Step-by-Step export instructions

For recommended specific instructions for exporting videos from tools like Apple Final Cut Pro X, Telestream ScreenFlow, Adobe Premiere Pro or Techsmith Camtasia Studio, refer to the detailed instructions provided by these software packages.

Step 4: Uploading

How do I get the flexibility I need from my source file?

Upload your video or videos using the Upload module in Beacon Studio.  See Uploading Videos Using the Upload Module for more information. Alternatively, you can upload a batch of videos using the Dynamic Ingest API.

When you upload a video to the Beacon platform, Beacon stores it as a digital master. This digital master is the source for all renditions Beacon creates. The digital master is also the source if you should ever elect to retranscode your video in order to change your transcode settings.

Step 5: Transcoding

How long will it take to process my video?
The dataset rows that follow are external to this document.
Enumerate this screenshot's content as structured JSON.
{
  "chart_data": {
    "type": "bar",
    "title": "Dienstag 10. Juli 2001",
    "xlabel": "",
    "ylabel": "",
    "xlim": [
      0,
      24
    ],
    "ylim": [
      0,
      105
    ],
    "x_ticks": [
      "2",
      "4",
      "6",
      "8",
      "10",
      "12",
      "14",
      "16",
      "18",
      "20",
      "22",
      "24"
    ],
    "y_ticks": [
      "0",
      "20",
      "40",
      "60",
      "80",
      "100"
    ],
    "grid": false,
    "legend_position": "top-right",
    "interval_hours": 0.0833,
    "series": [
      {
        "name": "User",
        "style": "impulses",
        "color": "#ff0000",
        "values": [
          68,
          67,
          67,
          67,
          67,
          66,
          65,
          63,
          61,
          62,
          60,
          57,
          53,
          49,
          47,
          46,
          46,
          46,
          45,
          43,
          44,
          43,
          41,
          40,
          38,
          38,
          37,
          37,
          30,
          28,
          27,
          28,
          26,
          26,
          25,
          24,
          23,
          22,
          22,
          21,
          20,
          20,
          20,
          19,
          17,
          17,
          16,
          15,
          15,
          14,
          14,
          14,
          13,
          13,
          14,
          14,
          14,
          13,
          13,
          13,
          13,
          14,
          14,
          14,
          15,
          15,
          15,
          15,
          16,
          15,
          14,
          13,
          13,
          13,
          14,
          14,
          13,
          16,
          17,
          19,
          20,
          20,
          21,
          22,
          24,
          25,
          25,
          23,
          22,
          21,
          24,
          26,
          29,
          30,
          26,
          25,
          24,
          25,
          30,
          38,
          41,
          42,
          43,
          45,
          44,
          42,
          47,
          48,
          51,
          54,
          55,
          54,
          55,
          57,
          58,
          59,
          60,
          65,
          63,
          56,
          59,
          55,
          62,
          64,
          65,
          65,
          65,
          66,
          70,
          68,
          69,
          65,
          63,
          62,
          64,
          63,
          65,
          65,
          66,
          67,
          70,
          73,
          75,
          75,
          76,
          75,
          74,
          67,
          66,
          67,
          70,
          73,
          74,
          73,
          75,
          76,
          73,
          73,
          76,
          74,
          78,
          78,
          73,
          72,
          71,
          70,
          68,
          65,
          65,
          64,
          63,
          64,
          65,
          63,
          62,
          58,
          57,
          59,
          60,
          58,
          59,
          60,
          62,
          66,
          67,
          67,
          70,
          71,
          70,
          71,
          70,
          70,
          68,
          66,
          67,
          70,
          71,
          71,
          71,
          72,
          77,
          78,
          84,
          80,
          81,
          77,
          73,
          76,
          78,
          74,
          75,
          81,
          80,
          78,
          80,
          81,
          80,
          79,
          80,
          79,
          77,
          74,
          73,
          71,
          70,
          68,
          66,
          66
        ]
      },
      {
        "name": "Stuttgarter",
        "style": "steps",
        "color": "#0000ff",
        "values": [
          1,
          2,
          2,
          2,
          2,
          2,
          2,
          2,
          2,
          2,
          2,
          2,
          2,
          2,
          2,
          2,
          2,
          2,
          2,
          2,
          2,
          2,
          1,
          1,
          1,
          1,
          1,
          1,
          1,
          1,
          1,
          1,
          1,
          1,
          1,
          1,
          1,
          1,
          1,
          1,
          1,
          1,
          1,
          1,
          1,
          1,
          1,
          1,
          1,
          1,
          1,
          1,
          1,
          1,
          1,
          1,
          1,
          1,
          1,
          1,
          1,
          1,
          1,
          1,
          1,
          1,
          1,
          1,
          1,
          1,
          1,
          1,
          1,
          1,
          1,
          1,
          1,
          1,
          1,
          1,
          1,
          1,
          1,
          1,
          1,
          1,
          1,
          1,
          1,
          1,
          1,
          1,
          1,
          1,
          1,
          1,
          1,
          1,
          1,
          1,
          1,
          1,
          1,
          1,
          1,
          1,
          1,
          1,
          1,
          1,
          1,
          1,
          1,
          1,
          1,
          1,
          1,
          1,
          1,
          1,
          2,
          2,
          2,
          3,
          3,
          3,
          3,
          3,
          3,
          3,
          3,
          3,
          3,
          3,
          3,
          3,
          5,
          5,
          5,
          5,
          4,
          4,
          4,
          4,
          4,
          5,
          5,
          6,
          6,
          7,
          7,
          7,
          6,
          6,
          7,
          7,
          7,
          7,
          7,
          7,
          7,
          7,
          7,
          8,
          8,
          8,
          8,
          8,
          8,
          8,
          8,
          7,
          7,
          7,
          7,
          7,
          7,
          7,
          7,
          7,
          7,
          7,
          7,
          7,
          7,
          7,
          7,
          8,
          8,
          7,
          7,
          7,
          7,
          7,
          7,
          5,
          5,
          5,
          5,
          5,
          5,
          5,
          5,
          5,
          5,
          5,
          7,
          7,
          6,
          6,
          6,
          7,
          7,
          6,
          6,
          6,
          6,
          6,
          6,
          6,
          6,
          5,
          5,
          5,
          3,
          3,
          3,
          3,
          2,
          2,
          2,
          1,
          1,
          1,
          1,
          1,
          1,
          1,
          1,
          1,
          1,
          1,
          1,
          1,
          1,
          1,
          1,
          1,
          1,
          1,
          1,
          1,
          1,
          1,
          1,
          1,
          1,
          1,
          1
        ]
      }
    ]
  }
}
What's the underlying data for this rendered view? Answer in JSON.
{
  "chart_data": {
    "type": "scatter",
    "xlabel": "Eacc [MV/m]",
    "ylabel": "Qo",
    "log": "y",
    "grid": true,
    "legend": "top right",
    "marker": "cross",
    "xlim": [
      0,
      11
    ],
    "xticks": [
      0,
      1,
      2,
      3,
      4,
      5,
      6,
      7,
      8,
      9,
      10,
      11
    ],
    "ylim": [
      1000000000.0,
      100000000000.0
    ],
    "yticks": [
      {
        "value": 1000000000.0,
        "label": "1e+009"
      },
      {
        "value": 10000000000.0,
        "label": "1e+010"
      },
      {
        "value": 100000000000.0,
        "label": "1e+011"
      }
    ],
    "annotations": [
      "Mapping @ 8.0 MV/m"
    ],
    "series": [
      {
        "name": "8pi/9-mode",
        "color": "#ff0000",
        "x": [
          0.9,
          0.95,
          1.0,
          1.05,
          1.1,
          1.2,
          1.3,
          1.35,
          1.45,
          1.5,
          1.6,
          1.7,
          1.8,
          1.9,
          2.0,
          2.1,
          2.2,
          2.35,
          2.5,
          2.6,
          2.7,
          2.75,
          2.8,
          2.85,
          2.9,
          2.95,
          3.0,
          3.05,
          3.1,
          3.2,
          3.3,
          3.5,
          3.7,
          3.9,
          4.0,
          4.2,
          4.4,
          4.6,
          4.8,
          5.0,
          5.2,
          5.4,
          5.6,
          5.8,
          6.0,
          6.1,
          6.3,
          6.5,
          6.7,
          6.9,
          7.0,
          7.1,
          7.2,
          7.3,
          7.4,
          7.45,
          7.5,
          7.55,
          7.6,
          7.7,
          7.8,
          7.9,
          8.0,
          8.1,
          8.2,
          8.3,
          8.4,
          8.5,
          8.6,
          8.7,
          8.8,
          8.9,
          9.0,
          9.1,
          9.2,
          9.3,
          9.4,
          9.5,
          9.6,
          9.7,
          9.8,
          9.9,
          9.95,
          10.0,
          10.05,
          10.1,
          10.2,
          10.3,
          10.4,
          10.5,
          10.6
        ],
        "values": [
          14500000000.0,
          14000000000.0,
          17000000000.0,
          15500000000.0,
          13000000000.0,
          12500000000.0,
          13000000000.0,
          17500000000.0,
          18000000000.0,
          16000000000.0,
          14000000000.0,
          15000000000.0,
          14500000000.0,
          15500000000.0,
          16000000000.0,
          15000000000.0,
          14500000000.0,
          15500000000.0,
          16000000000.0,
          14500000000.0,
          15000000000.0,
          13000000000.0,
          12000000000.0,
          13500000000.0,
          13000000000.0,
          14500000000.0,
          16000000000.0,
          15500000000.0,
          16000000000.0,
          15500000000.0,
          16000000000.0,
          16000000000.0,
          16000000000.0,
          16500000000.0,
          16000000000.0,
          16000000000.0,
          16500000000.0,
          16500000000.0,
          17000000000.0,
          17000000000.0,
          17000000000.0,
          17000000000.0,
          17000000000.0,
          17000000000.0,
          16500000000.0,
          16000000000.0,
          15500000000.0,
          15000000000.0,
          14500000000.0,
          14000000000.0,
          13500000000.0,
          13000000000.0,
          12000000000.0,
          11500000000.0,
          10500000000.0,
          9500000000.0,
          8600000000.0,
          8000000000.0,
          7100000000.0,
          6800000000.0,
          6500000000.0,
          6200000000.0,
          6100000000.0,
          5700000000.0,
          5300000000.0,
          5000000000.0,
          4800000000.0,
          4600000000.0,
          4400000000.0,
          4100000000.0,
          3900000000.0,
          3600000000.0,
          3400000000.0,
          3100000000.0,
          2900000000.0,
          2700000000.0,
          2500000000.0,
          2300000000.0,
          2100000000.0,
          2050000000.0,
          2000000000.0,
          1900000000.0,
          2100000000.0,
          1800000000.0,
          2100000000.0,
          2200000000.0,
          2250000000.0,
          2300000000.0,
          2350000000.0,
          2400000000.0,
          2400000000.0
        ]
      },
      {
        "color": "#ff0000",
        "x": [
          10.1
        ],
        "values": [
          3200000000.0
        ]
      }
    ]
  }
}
It can take up to three times the duration of the video for the transcoding process to complete.

What is my content, where is my audience watching it, and what is my audience watching it on?

If you want your videos to play beautifully across a range of screen sizes such as in the three screen strategy of publishing to desktop, mobile device, and wide monitor TVs, and if you want your videos to play smoothly across a range of connection speeds from dial-up, to cellular, to high speed cable, you must start with a video file that plays as optimally as possible in each of those environments. To assure that your video shows as beautifully as possible across the variety of the size and speed conditions of your viewers, Beacon creates a collection of video files, called multi-bitrate renditions, each of various sizes and qualities. When Beacon detects the resolution, bandwidth, and other conditions of the device requesting to play your video, it serves the best rendition of your video for that environment, be it a smaller and slower version to fit the constraints of a mobile device screen or low bandwidth connection, or be it a full-quality version that takes advantage of wide screen monitors with high speed, and high definition capabilities.

You have fine grain control of the speed, size, and encoding quality of these rendition files. If you know the connection rates, devices and screen resolutions of your audience, you can tailor each rendition file of your videos to create a collection of renditions that targets size and speed conditions of those viewers.